INTRODUCTION

In gravity exploration and in many fields of geophysics and other sciences, it is necessary or convenient to separate a "background" field from a "local field" (Gupta and Romani, 1980). In gravity exploration the background or "regional" field is caused by deep and/or widespread density anomalies. The local or "residual" field is intended to be a result of only shallow density anomalies. (Some authors use the term "residual anomaly" to indicate the misfit between gravity of a model and the gravity data.)

There are two main reasons for making the separation. One is simply to locate or highlight anomalous areas. The other is to isolate just the local anomaly in a form suitable for quantitative modeling.

There are many ways to accomplish the separation. There is no best or unique procedure; only ones that are convenient and reasonable in a given context. Here are some common methods.

DO NOTHING METHOD

In some cases, making a regional-residual separation is not necessary. In the case of the Barracuda Fault Zone study, I simply modeled the Free Air anomaly in its entirety (Birch, 1970). Because of the great depth and essentially uniform density of the ocean water, there were no local density anomalies. In this case, a constant has to be added to the model gravity values in order to match the Free Air ones.

SMOOTH PROFILING

Figure 6-17 in your text illustrates this simple graphical methods. The regional is just sketched in by hand or with drafting tools. I guess you could do this by computer also. Although this method often gives excellent results, it is blatantly subjective. Different people will get different residual anomalies.

Smooth contouring is a similar process applied to gravity maps (Bothner, 1974).

SMOOTH PROFILING WITH GEOLOGICAL CONSTRAINTS

I picked this method for my Albuquerque Basin project (Birch, 1982).

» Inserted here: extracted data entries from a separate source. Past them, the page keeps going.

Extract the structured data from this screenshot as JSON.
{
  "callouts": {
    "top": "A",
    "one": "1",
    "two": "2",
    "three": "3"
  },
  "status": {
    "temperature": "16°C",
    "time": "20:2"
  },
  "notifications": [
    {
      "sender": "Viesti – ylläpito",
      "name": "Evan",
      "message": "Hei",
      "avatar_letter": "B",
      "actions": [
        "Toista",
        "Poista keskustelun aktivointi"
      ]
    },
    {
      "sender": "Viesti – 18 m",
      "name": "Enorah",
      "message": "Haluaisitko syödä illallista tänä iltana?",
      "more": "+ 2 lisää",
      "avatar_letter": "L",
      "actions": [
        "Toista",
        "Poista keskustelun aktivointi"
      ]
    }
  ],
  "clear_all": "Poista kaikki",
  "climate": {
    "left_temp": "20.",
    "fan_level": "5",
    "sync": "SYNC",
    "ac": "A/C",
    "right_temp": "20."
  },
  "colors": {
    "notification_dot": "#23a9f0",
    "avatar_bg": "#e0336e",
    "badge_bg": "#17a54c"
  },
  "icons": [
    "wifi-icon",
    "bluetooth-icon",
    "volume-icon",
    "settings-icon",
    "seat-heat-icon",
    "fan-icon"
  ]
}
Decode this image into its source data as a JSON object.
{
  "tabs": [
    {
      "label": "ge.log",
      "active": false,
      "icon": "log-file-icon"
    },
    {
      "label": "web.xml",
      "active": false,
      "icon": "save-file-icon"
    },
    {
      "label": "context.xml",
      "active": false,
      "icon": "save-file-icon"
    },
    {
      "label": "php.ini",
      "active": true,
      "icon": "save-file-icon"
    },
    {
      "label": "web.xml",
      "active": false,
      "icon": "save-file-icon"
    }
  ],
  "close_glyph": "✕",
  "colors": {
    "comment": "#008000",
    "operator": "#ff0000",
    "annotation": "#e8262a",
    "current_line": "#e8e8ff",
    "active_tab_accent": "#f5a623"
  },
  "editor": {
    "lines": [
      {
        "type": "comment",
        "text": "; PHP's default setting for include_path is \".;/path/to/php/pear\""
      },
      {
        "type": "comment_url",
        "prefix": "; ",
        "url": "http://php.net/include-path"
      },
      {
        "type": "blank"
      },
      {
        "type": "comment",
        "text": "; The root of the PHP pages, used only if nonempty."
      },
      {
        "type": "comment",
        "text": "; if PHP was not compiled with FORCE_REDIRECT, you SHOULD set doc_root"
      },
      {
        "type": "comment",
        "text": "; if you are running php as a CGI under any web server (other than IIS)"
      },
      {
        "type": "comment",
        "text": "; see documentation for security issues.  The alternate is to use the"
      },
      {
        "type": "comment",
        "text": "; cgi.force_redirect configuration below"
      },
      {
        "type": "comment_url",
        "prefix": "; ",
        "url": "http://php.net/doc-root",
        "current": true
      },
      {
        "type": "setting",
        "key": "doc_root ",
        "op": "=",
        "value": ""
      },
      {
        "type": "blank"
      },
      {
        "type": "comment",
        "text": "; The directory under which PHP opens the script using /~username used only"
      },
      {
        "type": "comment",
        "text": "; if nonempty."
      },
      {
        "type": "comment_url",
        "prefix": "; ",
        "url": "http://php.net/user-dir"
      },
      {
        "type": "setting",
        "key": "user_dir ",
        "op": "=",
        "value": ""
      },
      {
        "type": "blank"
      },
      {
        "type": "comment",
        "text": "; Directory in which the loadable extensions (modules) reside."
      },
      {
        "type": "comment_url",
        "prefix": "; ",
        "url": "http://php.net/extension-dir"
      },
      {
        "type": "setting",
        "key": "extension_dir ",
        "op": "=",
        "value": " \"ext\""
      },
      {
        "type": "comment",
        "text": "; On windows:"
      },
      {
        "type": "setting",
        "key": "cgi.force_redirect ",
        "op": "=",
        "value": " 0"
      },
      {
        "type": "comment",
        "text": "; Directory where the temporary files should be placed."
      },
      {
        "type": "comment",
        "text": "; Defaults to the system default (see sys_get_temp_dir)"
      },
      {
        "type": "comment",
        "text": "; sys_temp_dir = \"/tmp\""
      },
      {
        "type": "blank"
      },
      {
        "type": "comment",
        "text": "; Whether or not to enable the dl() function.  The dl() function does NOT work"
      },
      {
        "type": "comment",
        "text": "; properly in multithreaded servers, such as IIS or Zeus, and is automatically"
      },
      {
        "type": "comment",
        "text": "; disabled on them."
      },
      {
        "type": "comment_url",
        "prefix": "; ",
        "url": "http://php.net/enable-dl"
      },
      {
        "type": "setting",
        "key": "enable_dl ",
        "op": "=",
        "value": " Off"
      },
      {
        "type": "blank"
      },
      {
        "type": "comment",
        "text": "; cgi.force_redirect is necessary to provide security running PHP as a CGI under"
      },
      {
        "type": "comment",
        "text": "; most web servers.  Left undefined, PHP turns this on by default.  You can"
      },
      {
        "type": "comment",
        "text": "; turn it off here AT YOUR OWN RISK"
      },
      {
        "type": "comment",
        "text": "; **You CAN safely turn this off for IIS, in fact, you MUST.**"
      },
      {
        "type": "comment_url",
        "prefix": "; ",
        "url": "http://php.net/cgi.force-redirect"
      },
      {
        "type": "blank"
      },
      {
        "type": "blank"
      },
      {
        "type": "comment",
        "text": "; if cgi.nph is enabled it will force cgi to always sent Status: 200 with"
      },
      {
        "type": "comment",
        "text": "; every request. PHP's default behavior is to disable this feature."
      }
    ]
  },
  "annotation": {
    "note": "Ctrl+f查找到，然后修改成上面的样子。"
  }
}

Basically I used a "physical spline" (i.e. flexible strip of plastic) to draw smooth regional curves between outcrops of Precambrian granite far from strong influence of the low density basin sediments. In other words, I was defining a world of uniform granite as background for anomalies caused by lower density sedimentary rock. Given enough control points this use of a specific geological hypothesis worked very well, but of course it is still subjective.

A benefit of such a scheme is that only non-anomalous points are used to define the regional field.

DIGITAL FILTERING

This method uses data evenly spaced on a profile or grid (Agocs, 1951; Fuller, 1966). The regional field is defined as some sort of weighted average of nearby gravity values. As with all methods, the residual is just the difference between the gravity value at a point and the regional field at the same point.

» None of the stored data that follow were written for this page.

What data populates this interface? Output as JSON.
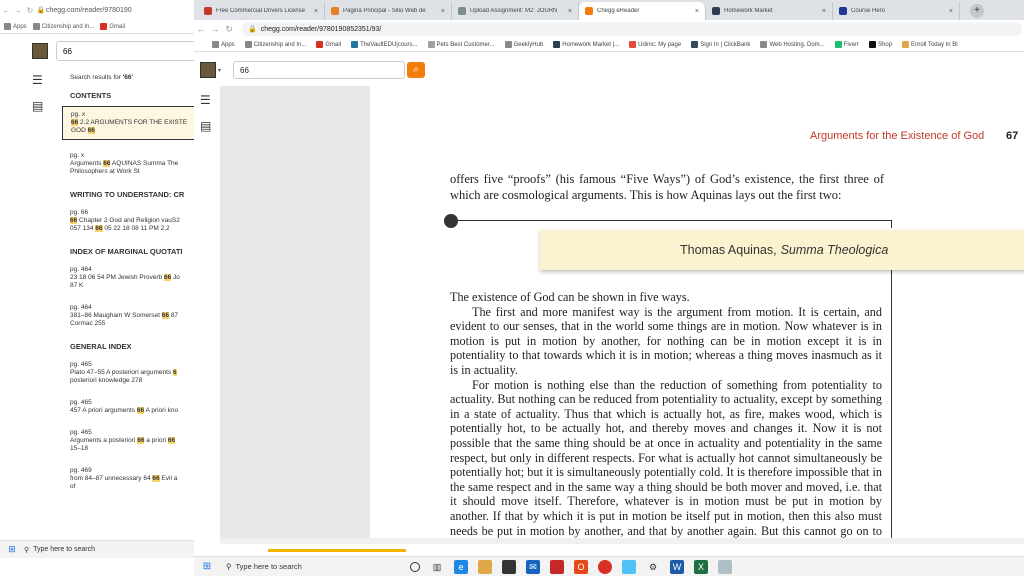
{
  "back_window": {
    "url": "chegg.com/reader/9780190",
    "bookmarks": [
      "Apps",
      "Citizenship and In...",
      "Gmail"
    ],
    "search_value": "66",
    "results_header_prefix": "Search results for ",
    "results_query": "'66'",
    "sections": [
      {
        "title": "CONTENTS",
        "items": [
          {
            "page": "pg. x",
            "pre": "",
            "hl": "66",
            "post": " 2.2 ARGUMENTS FOR THE EXISTE",
            "line2_pre": "GOD ",
            "line2_hl": "66",
            "selected": true
          },
          {
            "page": "pg. x",
            "pre": "Arguments ",
            "hl": "66",
            "post": " AQUINAS Summa The",
            "line2_pre": "Philosophers at Work St",
            "line2_hl": "",
            "selected": false
          }
        ]
      },
      {
        "title": "WRITING TO UNDERSTAND: CR",
        "items": [
          {
            "page": "pg. 66",
            "pre": "",
            "hl": "66",
            "post": " Chapter 2 God and Religion vauS2",
            "line2_pre": "057 134 ",
            "line2_hl": "66",
            "line2_post": " 05 22 18 08 11 PM 2.2",
            "selected": false
          }
        ]
      },
      {
        "title": "INDEX OF MARGINAL QUOTATI",
        "items": [
          {
            "page": "pg. 464",
            "pre": "23 18 06 54 PM Jewish Proverb ",
            "hl": "66",
            "post": " Jo",
            "line2_pre": "87 K",
            "line2_hl": "",
            "selected": false
          },
          {
            "page": "pg. 464",
            "pre": "381–86 Maugham W Somerset ",
            "hl": "66",
            "post": " 87",
            "line2_pre": "Cormac 255",
            "line2_hl": "",
            "selected": false
          }
        ]
      },
      {
        "title": "GENERAL INDEX",
        "items": [
          {
            "page": "pg. 465",
            "pre": "Plato 47–55 A posteriori arguments ",
            "hl": "6",
            "post": "",
            "line2_pre": "posteriori knowledge 278",
            "line2_hl": "",
            "selected": false
          },
          {
            "page": "pg. 465",
            "pre": "457 A priori arguments ",
            "hl": "66",
            "post": " A priori kno",
            "line2_pre": "",
            "line2_hl": "",
            "selected": false
          },
          {
            "page": "pg. 465",
            "pre": "Arguments a posteriori ",
            "hl": "66",
            "post": " a priori ",
            "post_hl": "66",
            "line2_pre": "15–18",
            "line2_hl": "",
            "selected": false
          },
          {
            "page": "pg. 469",
            "pre": "from 84–87 unnecessary 64 ",
            "hl": "66",
            "post": " Evil a",
            "line2_pre": "of",
            "line2_hl": "",
            "selected": false
          }
        ]
      }
    ],
    "taskbar_search": "Type here to search"
  },
  "front_window": {
    "tabs": [
      {
        "label": "Free Commercial Drivers License",
        "color": "#c0392b",
        "active": false
      },
      {
        "label": "Página Principal - Sitio Web de",
        "color": "#e67e22",
        "active": false
      },
      {
        "label": "Upload Assignment: M2: JOURN",
        "color": "#7f8c8d",
        "active": false
      },
      {
        "label": "Chegg eReader",
        "color": "#f47d0a",
        "active": true
      },
      {
        "label": "Homework Market",
        "color": "#2c3e50",
        "active": false
      },
      {
        "label": "Course Hero",
        "color": "#1e3799",
        "active": false
      }
    ],
    "url": "chegg.com/reader/9780190852351/93/",
    "bookmarks": [
      "Apps",
      "Citizenship and In...",
      "Gmail",
      "TheVaultEDU|cours...",
      "Pets Best Customer...",
      "GeeklyHub",
      "Homework Market |...",
      "Udinic: My page",
      "Sign In | ClickBank",
      "Web Hosting, Dom...",
      "Fiverr",
      "Shop",
      "Enroll Today In Bl"
    ],
    "search_value": "66",
    "taskbar_search": "Type here to search"
  },
  "book": {
    "running_head": "Arguments for the Existence of God",
    "page_number": "67",
    "intro": "offers five “proofs” (his famous “Five Ways”) of God’s existence, the first three of which are cosmological arguments. This is how Aquinas lays out the first two:",
    "source_author": "Thomas Aquinas,",
    "source_title": "Summa Theologica",
    "paragraphs": [
      "The existence of God can be shown in five ways.",
      "The first and more manifest way is the argument from motion. It is certain, and evident to our senses, that in the world some things are in motion. Now whatever is in motion is put in motion by another, for nothing can be in motion except it is in potentiality to that towards which it is in motion; whereas a thing moves inasmuch as it is in actuality.",
      "For motion is nothing else than the reduction of something from potentiality to actuality. But nothing can be reduced from potentiality to actuality, except by something in a state of actuality. Thus that which is actually hot, as fire, makes wood, which is potentially hot, to be actually hot, and thereby moves and changes it. Now it is not possible that the same thing should be at once in actuality and potentiality in the same respect, but only in different respects. For what is actually hot cannot simultaneously be potentially hot; but it is simultaneously potentially cold. It is therefore impossible that in the same respect and in the same way a thing should be both mover and moved, i.e. that it should move itself. Therefore, whatever is in motion must be put in motion by another. If that by which it is put in motion be itself put in motion, then this also must needs be put in motion by another, and that by another again. But this cannot go on to infinity, because then there"
    ]
  },
  "icons": {
    "back": "←",
    "forward": "→",
    "reload": "↻",
    "lock": "🔒",
    "search": "⌕",
    "toc": "☰",
    "notes": "▤",
    "windows": "⊞",
    "magnifier": "⚲",
    "close": "×",
    "plus": "+"
  }
}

Digital filters can be designed to include or exclude any given range of wavelengths of gravity (or period of seismic waves for example). This method is objective in the sense that the procedure is cut-and-dried once the particular filter coefficients (weights) are chosen.

The basic limitation is that sources at any depth have spectra composed of all possible wavelengths. Thus, a perfect spectral separation is not possible.

As we saw in class, digital filtering tends to produce equal positive and negative anomalies. That could be geologically unreasonable in many situations. Filtering can also produce spurious anomalies of no geological significance.

From another point of view, we see that the residual is not entirely "pure" because anomalous local points are used in determination of the regional.

LEAST-SQUARES POLYNOMIALS

You are all familiar with the concept of the mean of some data points and of a least-squares regression line. These can be considered zero-degree and first-degree polynomials. The slopes and intercepts can readily be found using common computer programs such as "Excel". In the same was we can find the second, third, fourth degree polynomials, etc., to use as regional profiles. An analogous set of polynomial surfaces can be used as map data.

The great advantage of polynomials is that the procedure is entirely objective once the degree of polynomial is selected (a very subjective step!). If the degree is too low, the regional will be too simple and will not describe a reasonable regional trend. If the degree is too high, the residual will mainly be random noise and the significant anomaly values taken away as part of the regional.

As with polynomials, the least squares regional values are contaminated by local anomalous points.

Another problem with a very complex regional is it can not correspond to a uniform background density against which to define density contrasts in a model: quantitative modeling becomes impossible.

SUMMARY AND CONCLUSIONS

Regional-residual separation is inherently subjective. There is no mathematical trick or procedure to avoid this fact of life. Choice of method should be based on convenience and geological common sense.

REFERENCES AND READINGS

Agocs, 1951, Geophysics, 16, 686-.

Birch, 1970, Deep Sea Research, 17, 847-.

Birch, 1982, Geophysics, 47, 1185-.

Bothner, 1974, Geological Society of America Bulletin, 85, 51-.

Fuller, 1966, in "Mining Geophysics II", Society of Exploration Geophysicists, Tulsa

Gupta and Romani, 1980, Geophysics, 45, 1412-.